Some time about 1908 or 1909,  in his early 70s,  Cyrus Tallcott died.  It had been said of him:  “Mr. Tallcott is a man of large and comprehensive ideas, who impresses his individuality on those with whom he comes in contact.  His successful mercantile career has afforded him an ample fortune.”   His two son, already schooled in the liquor trade, took the reins of management.   They changed the firm’s name once again, calling it “C. S. Tallcott’s Sons.”   By this time  Frank had married and was the father of two girls.   Claude was a bachelor living with his widowed mother.  It is from this period that we can identify an amber strap-sided flask with a label advertising “C.S.T. Pure Old Rye Whiskey.”

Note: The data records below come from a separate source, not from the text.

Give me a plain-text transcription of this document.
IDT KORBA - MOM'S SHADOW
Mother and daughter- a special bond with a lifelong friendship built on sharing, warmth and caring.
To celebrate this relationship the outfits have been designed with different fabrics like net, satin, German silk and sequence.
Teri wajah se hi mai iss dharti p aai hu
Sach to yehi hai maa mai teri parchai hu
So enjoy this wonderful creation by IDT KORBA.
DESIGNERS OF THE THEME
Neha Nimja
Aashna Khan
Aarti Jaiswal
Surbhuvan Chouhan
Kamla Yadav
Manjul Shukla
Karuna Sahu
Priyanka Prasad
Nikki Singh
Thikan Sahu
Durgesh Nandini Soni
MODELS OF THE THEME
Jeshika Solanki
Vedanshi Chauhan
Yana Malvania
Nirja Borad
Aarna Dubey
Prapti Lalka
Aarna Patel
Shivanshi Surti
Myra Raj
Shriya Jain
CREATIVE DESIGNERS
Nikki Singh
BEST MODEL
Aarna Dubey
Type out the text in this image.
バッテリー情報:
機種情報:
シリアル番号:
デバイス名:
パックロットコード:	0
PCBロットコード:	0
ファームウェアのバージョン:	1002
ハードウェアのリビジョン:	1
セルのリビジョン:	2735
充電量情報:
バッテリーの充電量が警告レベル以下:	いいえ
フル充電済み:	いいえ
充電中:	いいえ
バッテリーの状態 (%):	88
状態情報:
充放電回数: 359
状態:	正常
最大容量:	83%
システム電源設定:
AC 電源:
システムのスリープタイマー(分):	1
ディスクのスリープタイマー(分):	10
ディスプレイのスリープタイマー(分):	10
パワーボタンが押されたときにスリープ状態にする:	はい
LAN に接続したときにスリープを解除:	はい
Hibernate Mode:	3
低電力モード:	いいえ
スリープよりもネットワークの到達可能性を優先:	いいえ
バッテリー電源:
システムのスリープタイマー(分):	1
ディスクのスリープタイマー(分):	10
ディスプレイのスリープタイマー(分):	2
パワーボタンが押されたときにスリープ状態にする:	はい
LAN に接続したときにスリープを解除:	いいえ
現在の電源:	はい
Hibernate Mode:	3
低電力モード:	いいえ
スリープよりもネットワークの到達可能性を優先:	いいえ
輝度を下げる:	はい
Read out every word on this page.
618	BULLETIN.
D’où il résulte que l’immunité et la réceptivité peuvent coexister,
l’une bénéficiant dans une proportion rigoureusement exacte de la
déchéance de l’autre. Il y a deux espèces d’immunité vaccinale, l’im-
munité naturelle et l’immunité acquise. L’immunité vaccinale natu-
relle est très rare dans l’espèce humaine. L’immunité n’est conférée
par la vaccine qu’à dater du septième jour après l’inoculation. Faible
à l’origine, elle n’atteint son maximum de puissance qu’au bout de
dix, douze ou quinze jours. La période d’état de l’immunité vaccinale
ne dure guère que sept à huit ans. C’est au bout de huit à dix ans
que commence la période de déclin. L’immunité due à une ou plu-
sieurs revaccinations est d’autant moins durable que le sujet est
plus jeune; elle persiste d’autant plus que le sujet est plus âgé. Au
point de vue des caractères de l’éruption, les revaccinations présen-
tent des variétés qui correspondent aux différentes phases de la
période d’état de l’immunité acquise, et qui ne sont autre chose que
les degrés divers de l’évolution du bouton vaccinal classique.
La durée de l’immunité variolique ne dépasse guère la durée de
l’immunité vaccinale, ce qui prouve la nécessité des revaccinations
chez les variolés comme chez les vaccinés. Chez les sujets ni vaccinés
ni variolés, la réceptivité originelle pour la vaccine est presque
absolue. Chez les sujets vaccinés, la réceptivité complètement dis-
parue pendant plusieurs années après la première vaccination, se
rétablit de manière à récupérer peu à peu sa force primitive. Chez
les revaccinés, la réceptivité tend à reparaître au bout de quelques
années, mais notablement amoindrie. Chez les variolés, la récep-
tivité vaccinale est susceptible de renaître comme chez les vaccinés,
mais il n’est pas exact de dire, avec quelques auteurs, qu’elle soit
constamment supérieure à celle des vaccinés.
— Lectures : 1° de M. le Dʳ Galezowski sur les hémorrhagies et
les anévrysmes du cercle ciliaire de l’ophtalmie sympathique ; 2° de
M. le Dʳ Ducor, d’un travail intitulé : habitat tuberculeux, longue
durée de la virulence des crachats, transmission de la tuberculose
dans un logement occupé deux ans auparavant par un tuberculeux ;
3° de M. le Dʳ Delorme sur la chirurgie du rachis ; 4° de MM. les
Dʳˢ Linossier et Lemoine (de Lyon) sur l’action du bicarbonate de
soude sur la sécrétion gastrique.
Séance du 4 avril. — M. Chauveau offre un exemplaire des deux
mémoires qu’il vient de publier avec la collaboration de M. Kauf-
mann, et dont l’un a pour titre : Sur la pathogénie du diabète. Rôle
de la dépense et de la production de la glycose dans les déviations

By 1914 Frank Tallcott had departed the whiskey business.  A letterhead from that year identified his younger brother, C. F. (Claude),  as the proprietor.   The name of the company had been changed once again.  It was now just C. S. Tallcott’s Son.  The same letterhead identified the Parish business with the Imperial Distillery, a new name for the old Eagle Distillery.  The Tallcott firm also was self-identified as “rectifier,” that is, blender of whiskeys to be marketed under a proprietary label.   Among the Tallcott brands were “Highland Mary,” and “Aero Club.”   Both were openly advertised as blends. 


The label on  “Aero Club,”  shown here on an amber quart and in a detail,  is particularly interesting in its design.   In an era when the development of the airplane had gripped public attention the name and central illustration were a striking combination.  It appeared to show a winged semi-nude woman,  laurel wreath in one hand,  whiskey bottle in the other, swooping down on the viewer.   A kind of prototype of Wonder Woman.

No amount of merchandising prowess on the part of the Tallcotts could fend off the ultimate demise of their liquor business.  Although New York never enacted statewide Prohibition,  the passage by Congress of the Volstead Act in 1919 doomed the business and it terminated.  Over a period of more than four decades, the Tallcotts had thrived in their  village and produced liquor containers that are still avidly collected.   They clearly had no “little town blues.”  In fact, to paraphrase the same Sinatra song:  “If they could make it there, they could make it anywhere.”

Note:   The Aero Club bottle shown here currently resides with Peter Samuelson, a noted collector of labeled whiskeys. His recent comment about its label was:  “What nice wings!”  See the June 2013 issue of the “Antique Bottle & Glass Collector” magazine for Peter’s full  article on his labeled whiskeys.